Travis earned his BS in wildlife and fisheries biology and management from the University of Wyoming in 2008. He spent several years contributing to research projects for both state management agencies and university research programs. Travis has experience working with wildlife taxa including small and large mammals, reptiles and amphibians, freshwater fish, threatened owl species, and harbor seals throughout several western states including Wyoming, New Mexico, Utah, California, and Alaska. He is currently working towards a MS degree in the Cooperative Fish and Wildlife Research Unit at the University of Wyoming. His research project is investigating the efficacy of remote camera technology to understand the migratory patterns of elk in the Greater Yellowstone Ecosystem and to monitor herd composition to assist with herd management objectives.

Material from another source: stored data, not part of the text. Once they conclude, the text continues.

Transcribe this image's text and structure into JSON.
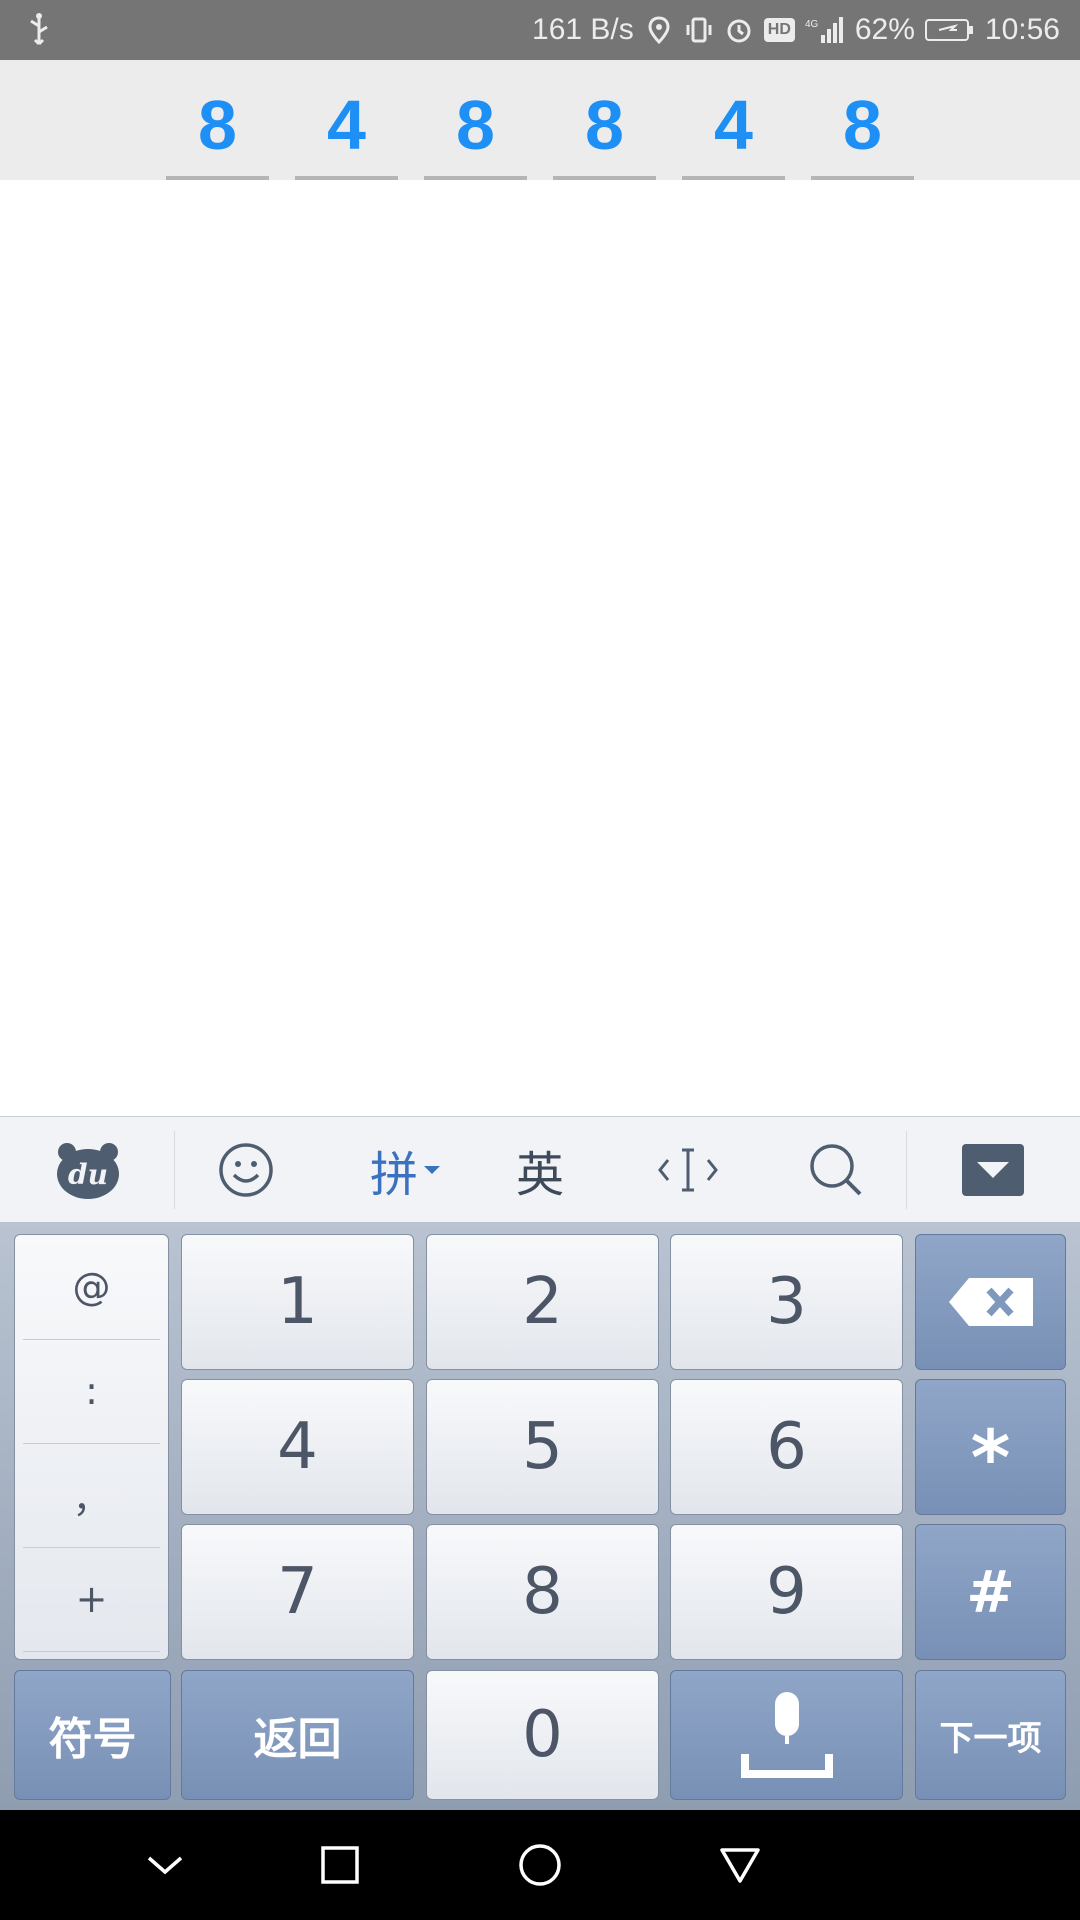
{
  "status_bar": {
    "net_speed": "161 B/s",
    "hd_badge": "HD",
    "network_type": "4G",
    "battery_percent": "62%",
    "time": "10:56"
  },
  "code_entry": {
    "digits": [
      "8",
      "4",
      "8",
      "8",
      "4",
      "8"
    ]
  },
  "keyboard": {
    "toolbar": {
      "pinyin_label": "拼",
      "english_label": "英"
    },
    "symbols": [
      "@",
      ":",
      "，",
      "+"
    ],
    "number_keys": [
      "1",
      "2",
      "3",
      "4",
      "5",
      "6",
      "7",
      "8",
      "9"
    ],
    "star_label": "*",
    "hash_label": "#",
    "zero_label": "0",
    "symbols_key_label": "符号",
    "back_key_label": "返回",
    "next_key_label": "下一项"
  },
  "colors": {
    "digit_blue": "#1e8ff5",
    "key_blue": "#7f98bd",
    "status_bar": "#757575"
  }
}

When not in the office, Travis enjoys most outdoor activities including mt. biking, hiking, backpacking, fishing, hunting, and snowboarding in the winter months. On days where outdoor conditions aren’t favorable, he can be found in his garage restoring classic motorcycles.
Zaffarano, T.J., M. J. Kauffman, 2015. “Monitoring Elk Migrations With Remote Photography.”Oral presentation to the USGS and Wyoming Game and Fish Department Cooperator Meeting; Annual Meeting. Cheyenne, WY.
Zaffarano, T.J., M. J. Kauffman, 2015. “Monitoring Elk Migrations With Remote Photography.”Oral presentation to the Jackson Hole Inter-agency Elk Studies Group; Annual Meeting. Moose, WY.